Bande dessinée vietnamienne : Longue route… sans passagers
Ce n'est qu'à partir du troisième festival que le public a pu véritablement admirer les œuvres comiques des artistes vietnamiens présentées dans l'exposition « Des idées aux œuvres comiques ».
Rares spectateurs de bandes dessinées vietnamiennes au festival |
L'exposition a eu lieu le 1er juin, Journée internationale de l'enfance, et s'est terminée le 8 juin. Mais après la cérémonie d'ouverture bondée, l'espace d'exposition était désert. On pouvait parfois apercevoir quelques personnes lisant attentivement des bandes dessinées vietnamiennes, tandis que les bandes dessinées belges, bien que magnifiquement dessinées et vivantes, étaient en français, ce qui rendait leur compréhension difficile pour tous.
Les élèves de CM2 et de CM1 tenaient des bandes dessinées à la main et admiraient les tableaux exposés. Leur admiration était totale, car lorsqu'on leur a posé la question, elles ont toutes été honnêtes : « Je ne comprends pas grand-chose, ce n'est pas aussi intéressant que les bandes dessinées que je lis encore, même si les dessins sont plus beaux. » Quand les fans de manga se plaignent du manque d'intérêt des bandes dessinées des artistes vietnamiens, il y a probablement matière à réflexion. C'était encore plus surprenant lorsque les parents ont amené leurs enfants les voir et se sont plaints : même les adultes ont du mal à comprendre, alors comment les montrer aux enfants ? Il est également impossible de dire qu'il ne s'agit que d'esquisses pour l'exposition, car chaque œuvre est présentée sur six pages, soit l'équivalent d'une courte bande dessinée complète. Sans compter que les 11 auteurs vietnamiens ont cette fois aussi été sélectionnés avec soin.
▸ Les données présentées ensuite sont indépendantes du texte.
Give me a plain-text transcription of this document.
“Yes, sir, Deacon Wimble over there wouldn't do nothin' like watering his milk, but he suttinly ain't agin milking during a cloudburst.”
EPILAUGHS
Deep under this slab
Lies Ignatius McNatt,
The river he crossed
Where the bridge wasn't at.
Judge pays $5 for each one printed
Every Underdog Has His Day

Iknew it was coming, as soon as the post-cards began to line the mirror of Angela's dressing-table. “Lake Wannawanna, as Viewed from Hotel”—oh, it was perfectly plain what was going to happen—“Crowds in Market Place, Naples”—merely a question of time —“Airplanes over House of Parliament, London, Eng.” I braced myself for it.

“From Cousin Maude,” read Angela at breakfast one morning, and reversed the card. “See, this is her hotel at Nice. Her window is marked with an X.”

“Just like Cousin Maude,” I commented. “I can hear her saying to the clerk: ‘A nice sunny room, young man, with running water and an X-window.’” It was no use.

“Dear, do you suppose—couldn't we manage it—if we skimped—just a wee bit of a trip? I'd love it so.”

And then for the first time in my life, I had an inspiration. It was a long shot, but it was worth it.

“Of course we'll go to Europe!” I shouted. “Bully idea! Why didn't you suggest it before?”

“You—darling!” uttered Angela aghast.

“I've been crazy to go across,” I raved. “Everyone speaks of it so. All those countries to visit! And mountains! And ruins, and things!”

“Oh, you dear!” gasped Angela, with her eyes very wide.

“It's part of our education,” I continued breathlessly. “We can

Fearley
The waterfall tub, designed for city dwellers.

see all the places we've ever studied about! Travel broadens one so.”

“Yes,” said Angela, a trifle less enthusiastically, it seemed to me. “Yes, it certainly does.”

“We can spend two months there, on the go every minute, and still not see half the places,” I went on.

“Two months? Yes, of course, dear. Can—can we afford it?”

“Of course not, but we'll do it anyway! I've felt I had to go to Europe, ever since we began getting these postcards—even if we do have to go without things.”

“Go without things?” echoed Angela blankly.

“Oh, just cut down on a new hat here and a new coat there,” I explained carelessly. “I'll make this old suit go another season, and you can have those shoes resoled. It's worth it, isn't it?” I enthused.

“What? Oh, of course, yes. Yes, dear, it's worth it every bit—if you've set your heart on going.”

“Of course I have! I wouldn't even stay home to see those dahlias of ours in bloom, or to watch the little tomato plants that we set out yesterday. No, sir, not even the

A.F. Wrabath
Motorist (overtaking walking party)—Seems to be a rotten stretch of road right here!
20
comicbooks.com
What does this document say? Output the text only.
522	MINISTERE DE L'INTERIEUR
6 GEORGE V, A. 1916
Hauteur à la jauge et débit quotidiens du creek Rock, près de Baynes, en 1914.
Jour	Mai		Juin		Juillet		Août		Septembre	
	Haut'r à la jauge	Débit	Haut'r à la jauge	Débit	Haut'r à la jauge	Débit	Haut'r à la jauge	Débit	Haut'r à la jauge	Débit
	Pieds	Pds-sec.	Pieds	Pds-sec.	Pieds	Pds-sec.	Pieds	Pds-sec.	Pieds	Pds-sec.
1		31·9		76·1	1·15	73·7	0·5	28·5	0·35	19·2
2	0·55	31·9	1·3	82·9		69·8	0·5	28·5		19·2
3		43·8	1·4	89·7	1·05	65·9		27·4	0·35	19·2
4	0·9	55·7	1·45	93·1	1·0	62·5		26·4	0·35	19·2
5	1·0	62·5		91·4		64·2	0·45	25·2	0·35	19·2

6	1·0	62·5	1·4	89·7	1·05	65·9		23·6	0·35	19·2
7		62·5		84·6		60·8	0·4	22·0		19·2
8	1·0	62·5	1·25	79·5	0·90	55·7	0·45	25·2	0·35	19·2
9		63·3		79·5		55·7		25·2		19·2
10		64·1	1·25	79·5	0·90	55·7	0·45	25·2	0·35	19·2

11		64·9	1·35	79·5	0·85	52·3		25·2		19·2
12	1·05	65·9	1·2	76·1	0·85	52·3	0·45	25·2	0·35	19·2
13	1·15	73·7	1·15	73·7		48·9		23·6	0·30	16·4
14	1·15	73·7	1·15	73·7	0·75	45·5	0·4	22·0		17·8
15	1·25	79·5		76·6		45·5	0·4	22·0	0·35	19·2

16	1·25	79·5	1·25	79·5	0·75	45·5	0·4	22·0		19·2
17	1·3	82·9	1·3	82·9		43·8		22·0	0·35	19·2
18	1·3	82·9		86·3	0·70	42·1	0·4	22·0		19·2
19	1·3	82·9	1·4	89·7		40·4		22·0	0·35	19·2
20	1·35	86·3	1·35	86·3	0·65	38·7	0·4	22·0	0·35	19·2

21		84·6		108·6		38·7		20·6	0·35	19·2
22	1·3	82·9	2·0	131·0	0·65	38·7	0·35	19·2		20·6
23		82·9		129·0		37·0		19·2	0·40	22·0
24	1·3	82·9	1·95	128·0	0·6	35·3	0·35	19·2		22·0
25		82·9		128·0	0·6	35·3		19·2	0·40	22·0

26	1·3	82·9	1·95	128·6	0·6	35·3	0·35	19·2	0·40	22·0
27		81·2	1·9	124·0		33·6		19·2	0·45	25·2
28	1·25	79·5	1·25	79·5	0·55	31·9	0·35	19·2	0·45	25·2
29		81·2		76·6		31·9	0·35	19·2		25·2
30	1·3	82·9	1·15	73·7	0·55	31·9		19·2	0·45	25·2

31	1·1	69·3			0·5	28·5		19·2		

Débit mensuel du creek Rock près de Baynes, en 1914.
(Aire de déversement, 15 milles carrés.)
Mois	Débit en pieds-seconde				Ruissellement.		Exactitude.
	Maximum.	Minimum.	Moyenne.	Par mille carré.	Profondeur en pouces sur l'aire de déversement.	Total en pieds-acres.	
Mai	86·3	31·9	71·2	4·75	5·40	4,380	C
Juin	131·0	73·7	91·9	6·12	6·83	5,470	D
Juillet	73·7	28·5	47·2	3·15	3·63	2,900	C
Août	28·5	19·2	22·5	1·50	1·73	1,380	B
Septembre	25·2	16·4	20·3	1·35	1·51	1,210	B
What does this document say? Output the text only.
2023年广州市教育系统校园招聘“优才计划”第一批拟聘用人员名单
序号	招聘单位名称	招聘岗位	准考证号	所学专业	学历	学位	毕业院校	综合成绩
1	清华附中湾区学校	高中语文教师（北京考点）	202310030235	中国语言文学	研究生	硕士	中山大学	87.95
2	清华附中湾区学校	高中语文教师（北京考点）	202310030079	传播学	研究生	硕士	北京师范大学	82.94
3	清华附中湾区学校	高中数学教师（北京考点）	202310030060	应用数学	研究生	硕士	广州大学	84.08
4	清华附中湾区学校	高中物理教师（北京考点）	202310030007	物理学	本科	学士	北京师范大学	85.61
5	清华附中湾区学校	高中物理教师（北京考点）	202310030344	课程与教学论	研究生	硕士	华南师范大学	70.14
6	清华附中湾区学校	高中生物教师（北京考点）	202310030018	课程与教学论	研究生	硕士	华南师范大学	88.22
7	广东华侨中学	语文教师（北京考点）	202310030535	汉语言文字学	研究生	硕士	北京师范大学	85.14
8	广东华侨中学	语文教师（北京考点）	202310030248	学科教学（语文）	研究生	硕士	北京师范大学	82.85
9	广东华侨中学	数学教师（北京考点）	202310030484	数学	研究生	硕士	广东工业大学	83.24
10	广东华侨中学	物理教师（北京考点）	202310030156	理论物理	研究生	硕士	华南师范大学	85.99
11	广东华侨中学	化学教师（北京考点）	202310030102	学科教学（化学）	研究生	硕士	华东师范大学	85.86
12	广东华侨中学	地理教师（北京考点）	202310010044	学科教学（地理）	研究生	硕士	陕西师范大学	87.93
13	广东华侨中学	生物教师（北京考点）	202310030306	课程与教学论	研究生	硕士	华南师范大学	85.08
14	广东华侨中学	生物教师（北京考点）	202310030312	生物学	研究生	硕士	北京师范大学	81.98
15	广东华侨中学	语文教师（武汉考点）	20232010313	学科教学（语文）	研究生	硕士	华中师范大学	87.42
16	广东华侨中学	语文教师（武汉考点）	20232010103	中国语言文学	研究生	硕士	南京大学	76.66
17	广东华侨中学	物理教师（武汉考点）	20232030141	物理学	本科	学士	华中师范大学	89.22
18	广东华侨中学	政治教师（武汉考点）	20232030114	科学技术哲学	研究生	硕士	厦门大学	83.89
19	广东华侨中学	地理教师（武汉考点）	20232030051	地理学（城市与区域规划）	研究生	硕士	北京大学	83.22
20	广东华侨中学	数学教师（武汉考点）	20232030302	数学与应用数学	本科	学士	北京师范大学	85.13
Il est indéniable que les dessinateurs vietnamiens ont beaucoup travaillé pour s'inspirer des grands empires mondiaux de la bande dessinée. Cependant, une bande dessinée avec trois personnages dessinés dans trois styles différents est très difficile à comprendre. Sans compter que les idées manquent de la cohérence typique de la bande dessinée vietnamienne. On retrouve des influences européennes, américaines et japonaises dans le style de certains auteurs. Il semble que les dessinateurs vietnamiens peinent encore à trouver une idée de bande dessinée suffisamment attrayante sur des sujets plus contemporains, au lieu de se contenter d'imiter les contes populaires comme auparavant.
Le paradoxe est que les auteurs qui ambitionnent d'exprimer l'histoire par le dessin oublient les mots. Les dessins montrent des états consécutifs, mais les dialogues sont très peu présents, obligeant le spectateur à se creuser la tête pour comprendre l'intention de l'auteur. À l'inverse, de nombreux auteurs ont le problème inhérent d'être trop verbeux, avec des philosophies prêchant la morale, tandis que les dessins manquent de message. Sans parler des fautes d'orthographe fréquentes, que de nombreux lecteurs ont découvertes dès le premier jour de l'exposition.
La bande dessinée vietnamienne en est encore à ses balbutiements sur le chemin de la professionnalisation. La surprise de voir des « empires » de la bande dessinée s'imposer sur le marché mondial fait inévitablement hésiter ceux qui tiennent les crayons. Lors des deux festivals, des artistes vietnamiens ont étudié et dessiné avec le dessinateur belgo-vietnamien Vinh Khoa et contacté des producteurs belges et canadiens. Mais ce secteur peine lui-même à maintenir sa part de marché face à la tempête manga qui balaie le monde. Vouloir échapper à l'influence du manga, transmettre la philosophie traditionnelle du peuple vietnamien à travers des bandes dessinées nouvelles et modernes… n'existe peut-être encore que sous forme d'idées. Et le chemin de l'idée à l'œuvre de bande dessinée semble encore bien loin.